Being busy has its advantages. For one thing, you can use it as your excuse or reason (depending on whether you’re a half-full or half-empty person) for getting out of other things. “Nah, I can’t do one more thing. I’m busy.” “Adoration? Have you seen my schedule?” “You know, if God wanted me to do that, he would make time in my day for it.”

Here’s the thing: free will means that we have the ability to set our own schedules. Free will means that we can say “yes” or “no” and that divine intervention is optional (though not rare, at least when I have my eyes open to it!).

Sometimes, we choose to be busy. Sometimes, we can’t help it. Even so, in the midst of the hustle and bustle, in the very center of the craziness, we have to find time to be still and silent. It is not impossible, though we may need to ask God for help in finding that time and way to be still and silent.
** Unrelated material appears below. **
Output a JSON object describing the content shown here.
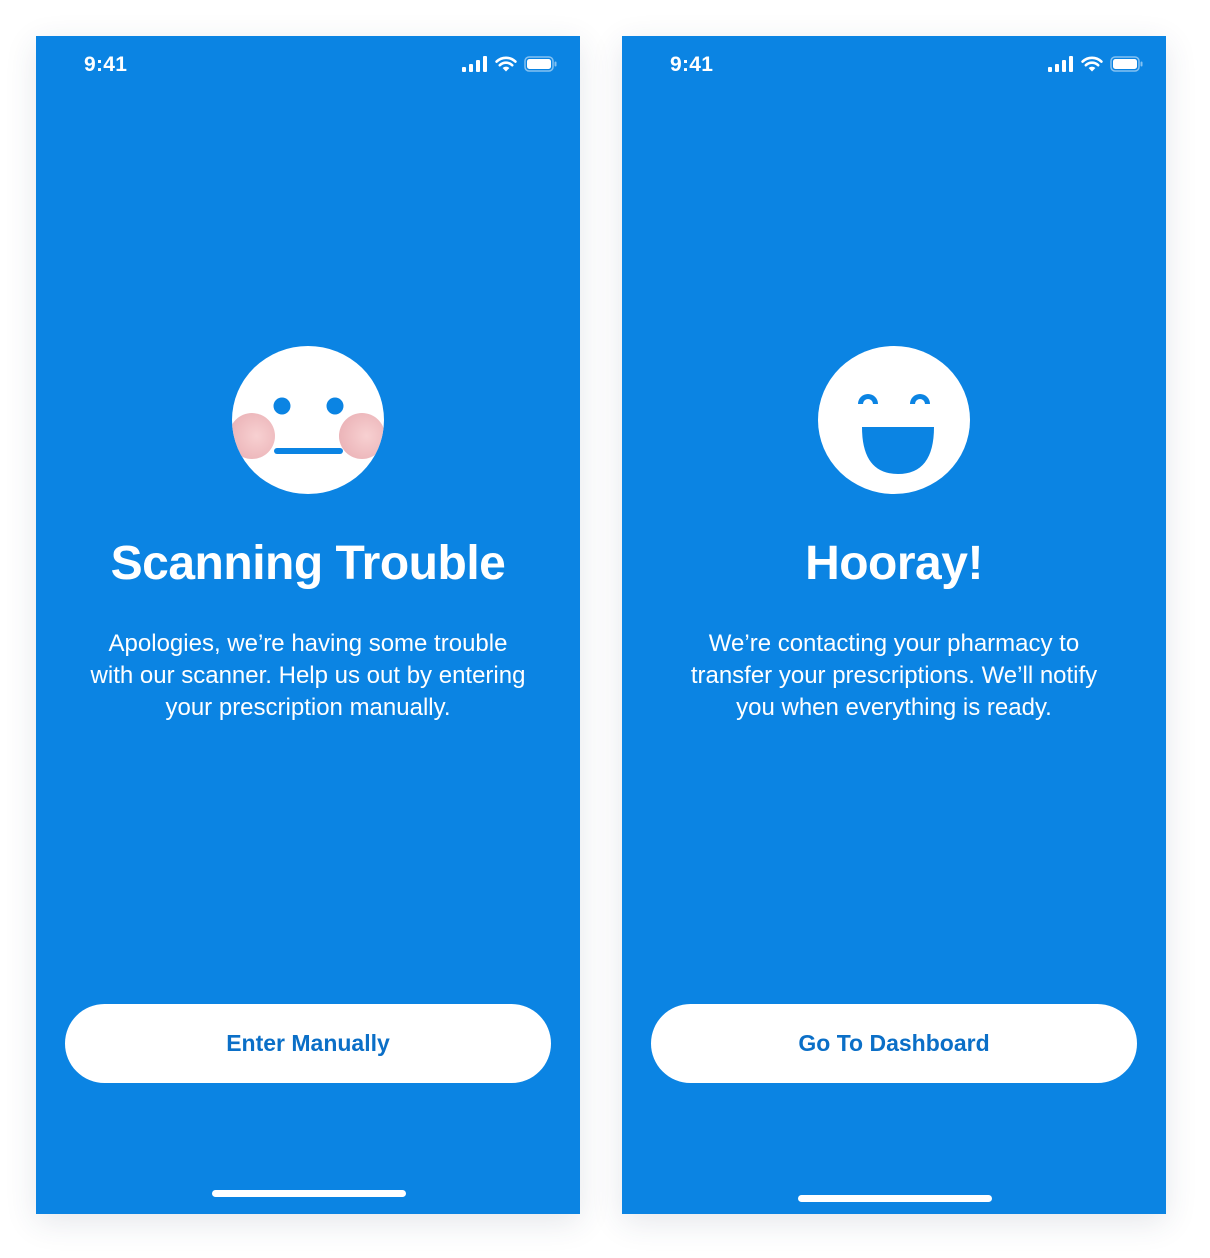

We certainly don’t live in a world that sees the value in still and silent. But then, we don’t live in a world that sees the sense in the Cross either. We are called to be people of prayer, and while I pray plenty during the busy parts of my day, there’s something in the still and silent time that I need and crave. Getting myself to sit still is a challenge. Keeping myself from being busy—with dishes, on the computer, folding clothes, thousands of small and large tasks waiting and calling to me—is often a hurdle. But when I do, I find the hug of the peace that waits for me, as I lay my head in my Father’s lap, and my Mother strokes my temple.